In reply to an earlier post on Jun 23, 2012, 8:41:48 AM PDT
Astrocat says:
Daniel, I have many Christian friends, and I don't want to offend them in any way, because for the most part they live their lives as lovingly and compassionately as possible. However, it's my opinion, based on years of study and research, along with meditation and observation, that the orthodoxy that has twisted and distorted the story of Christ and his mission on Earth, has done them a great disservice. I blame it on the hierarchy of the Catholic church, especially Irenaeus and those who followed his lead, along with Augustine and later Aquinas. They turned the minds and hearts of the largely illiterate world away from a sense of unity with all of humanity and gave them, instead, a sense of privilege and superiority. This led, of course, to all the horrific excesses of the autos de fé, the Crusades, the pogroms against the Jews, the subjugation of women, the enslavement of many peoples, not just those who had darker skin, etc.

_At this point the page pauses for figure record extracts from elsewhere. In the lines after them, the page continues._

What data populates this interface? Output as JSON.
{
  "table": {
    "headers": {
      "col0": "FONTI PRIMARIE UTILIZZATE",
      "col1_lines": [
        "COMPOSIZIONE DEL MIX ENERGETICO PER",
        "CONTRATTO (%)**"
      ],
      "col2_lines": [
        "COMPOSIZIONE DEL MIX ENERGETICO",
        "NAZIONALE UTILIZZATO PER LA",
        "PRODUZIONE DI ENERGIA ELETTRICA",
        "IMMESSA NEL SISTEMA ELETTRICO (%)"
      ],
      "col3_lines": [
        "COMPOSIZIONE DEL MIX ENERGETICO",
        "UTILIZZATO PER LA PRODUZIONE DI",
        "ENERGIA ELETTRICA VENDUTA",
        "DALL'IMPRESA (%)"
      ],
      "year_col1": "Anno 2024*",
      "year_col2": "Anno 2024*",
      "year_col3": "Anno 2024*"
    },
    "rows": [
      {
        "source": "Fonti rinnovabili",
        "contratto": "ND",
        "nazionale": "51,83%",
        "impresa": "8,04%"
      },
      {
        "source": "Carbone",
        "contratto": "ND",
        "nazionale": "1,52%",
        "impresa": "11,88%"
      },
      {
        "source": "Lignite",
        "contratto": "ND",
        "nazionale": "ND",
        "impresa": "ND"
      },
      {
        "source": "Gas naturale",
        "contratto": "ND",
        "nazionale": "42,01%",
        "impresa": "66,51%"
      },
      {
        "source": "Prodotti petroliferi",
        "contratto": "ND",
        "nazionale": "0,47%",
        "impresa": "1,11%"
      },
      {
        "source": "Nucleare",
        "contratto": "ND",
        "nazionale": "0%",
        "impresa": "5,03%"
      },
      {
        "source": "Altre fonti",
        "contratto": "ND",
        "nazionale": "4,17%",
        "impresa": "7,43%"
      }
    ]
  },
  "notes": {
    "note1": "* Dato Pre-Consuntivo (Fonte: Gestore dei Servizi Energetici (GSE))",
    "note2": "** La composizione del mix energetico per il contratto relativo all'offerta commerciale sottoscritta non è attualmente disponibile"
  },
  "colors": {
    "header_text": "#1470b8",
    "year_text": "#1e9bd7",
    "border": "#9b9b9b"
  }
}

It's not the message of Christ that's to blame, it's the spin these people put on it, including whoever wrote the four so-called "gospels", and especially, among those, the writers of Matthew.

But I ramble.

Again, there are many

In reply to an earlier post on Jun 24, 2012, 11:59:15 AM PDT
Well said, Nancy. I've studied the early history of Christianity a bit myself, and I have to question whether the image of Jesus as a loving, Stoic preacher is accurate either. It's just as likely that he was a Jewish freedom fighter, sort of a Jewish "Braveheart," and this had to be hidden by Paul, who was Roman. Further, I suspect that everyone around at the time believed in the same "dualist" systems of thought. There were just different flavors of them, from the fairly pleasant -- the small "pagan" nature-cults around the Mediterranean: the Isis cult, the Dionysus cult, etc. -- to the really horrible one that came along later -- Islam. Of course, it's nearly impossible for people today to reconstruct the inner thoughts of semi-literates from a dark age on the other side of the planet, so I suppose any theory could have some truth to it. It's just a question of how one interprets conflicting documents, and then triangulates ; but then I'm not a professional scholar, merely a fairly well-read amateur.

In reply to an earlier post on Jun 24, 2012, 12:18:14 PM PDT
Astrocat says:
Daniel, thanks for your thoughtful response. I realize there's little chance that the convinced "believers" will ever accept that their faith may be somewhat misplaced, but then, of course, my own understandings are not likely to change, either, so I'm left with the idea that there is no one-size-fits-all in religion or any other systems of thought. We each respond with whatever fits best to what's in our own minds and hearts, and there's really nothing wrong with that.

My concept of life in the human form is that each of us is seeing it from a slightly different facet of the diamond of "Truth", so that everyone is right, at least for this moment in time, and for the purposes of experience.

In reply to an earlier post on Jun 24, 2012, 1:49:03 PM PDT
1Danny says:
You sound arrogant.

In reply to an earlier post on Jun 24, 2012, 2:09:41 PM PDT
Bubba says:
But then you seem to claim that everyone you disagree with sounds "arrogant".